Health Policy Research

In 2010, I was diagnosed with post-traumatic stress disorder (PTSD). Side effects from medication became so severe that I was hospitalized multiple times. In the last ten years, I have returned to work by building a support system, obtaining SSDI and Medicare, and coordinating a treatment team and recovery plan for myself based on my own extensive research.

While hospitalized, I experienced and observed others experiencing the use of coercive care (i.e., the use of involuntary psychiatric detention, negative reinforcements or punishments as a means to enforce treatment adherence or compliance, and instances in which voluntary hospitalizations were converted to involuntary) to force patients to adhere to treatments. My civil and human rights were violated as were those of my peers. Afterwards, in countless peer-led support groups, I heard stories like mine, some even worse, that left patients unwilling to seek care from medical or mental health providers. 

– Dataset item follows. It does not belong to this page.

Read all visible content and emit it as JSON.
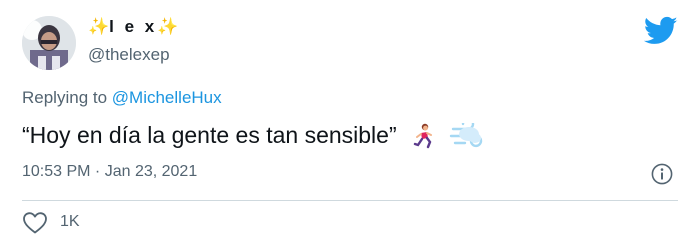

As I embarked upon a career in healthcare research, I discovered a passion for patient advocacy and realized that I could use my knowledge to conduct research to improve psychiatric care.

My current research aims are to:

  1. Understand the frequencies, causes for, and impact of coercive care on psychiatric patients.
  2. Identify potential policy changes, ranging from provider care to systems to legislation, that may decrease the use of coercive care and civil and human rights violations and increase protections for psychiatric patients.
  3. In collaboration with psychiatric care teams, design and test alternative treatment strategies that may prevent and reduce the use of involuntary psychiatric detention, including readmissions, and other forms of coercive care.

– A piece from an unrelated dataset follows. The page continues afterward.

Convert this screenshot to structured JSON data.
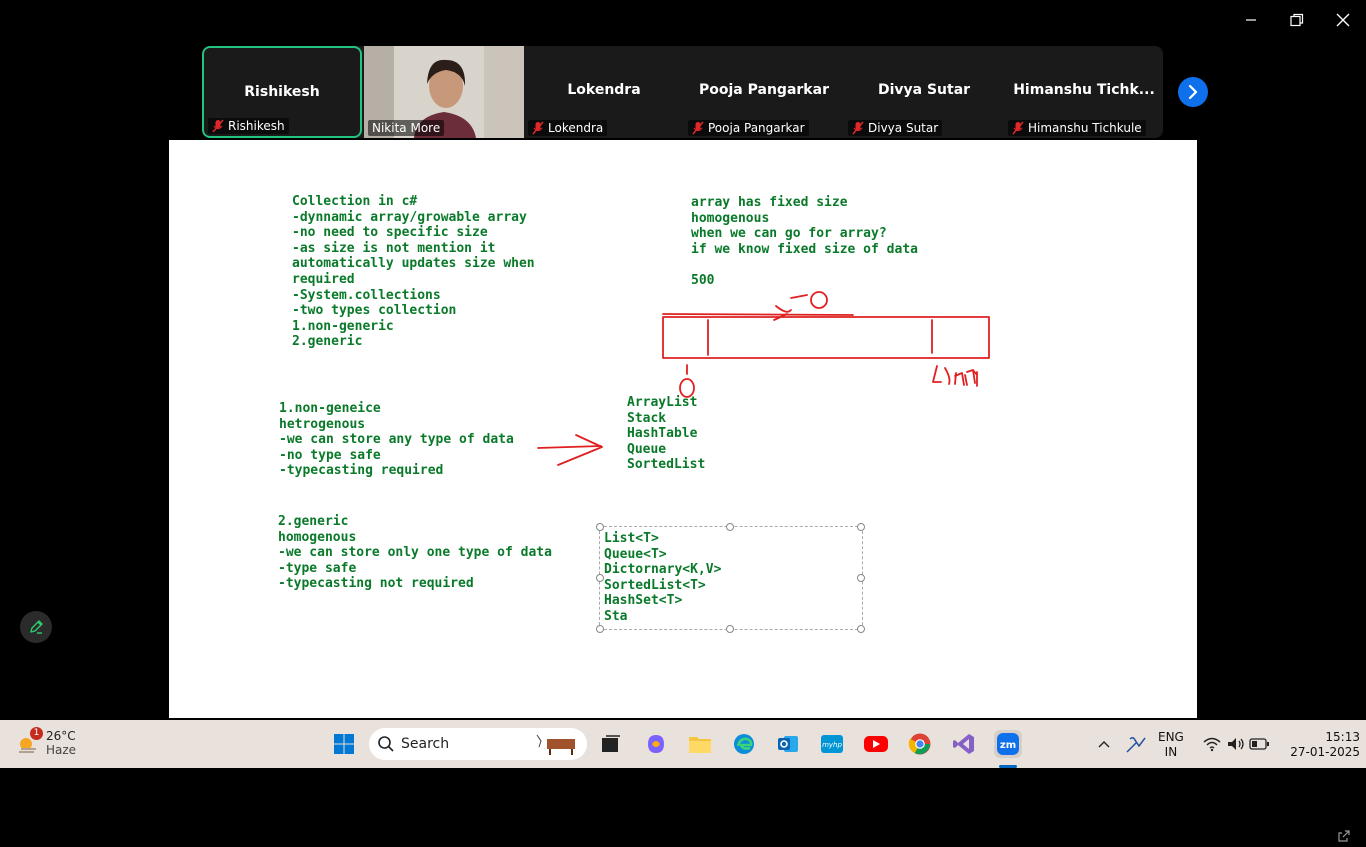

I am particularly interested in how policy decisions can impact the use of coercive care. For example, Maryland’s All Payor Model has been shown to increase the use of telehealth to triage psych patients and refer them to appropriate resources – avoiding unnecessary involuntary psychiatric detention and has created greater partnerships between hospitals and community organizations.

In June 2020, I founded a nonprofit organization, Beyond Medicine – Patient Advocacy, so that I can provide independent patient advocacy services, education, and conduct research. This work has given me experience working directly with patients and their families to help them address quality of care concerns, ethical violations, lack of culturally competent care, and mental health care access.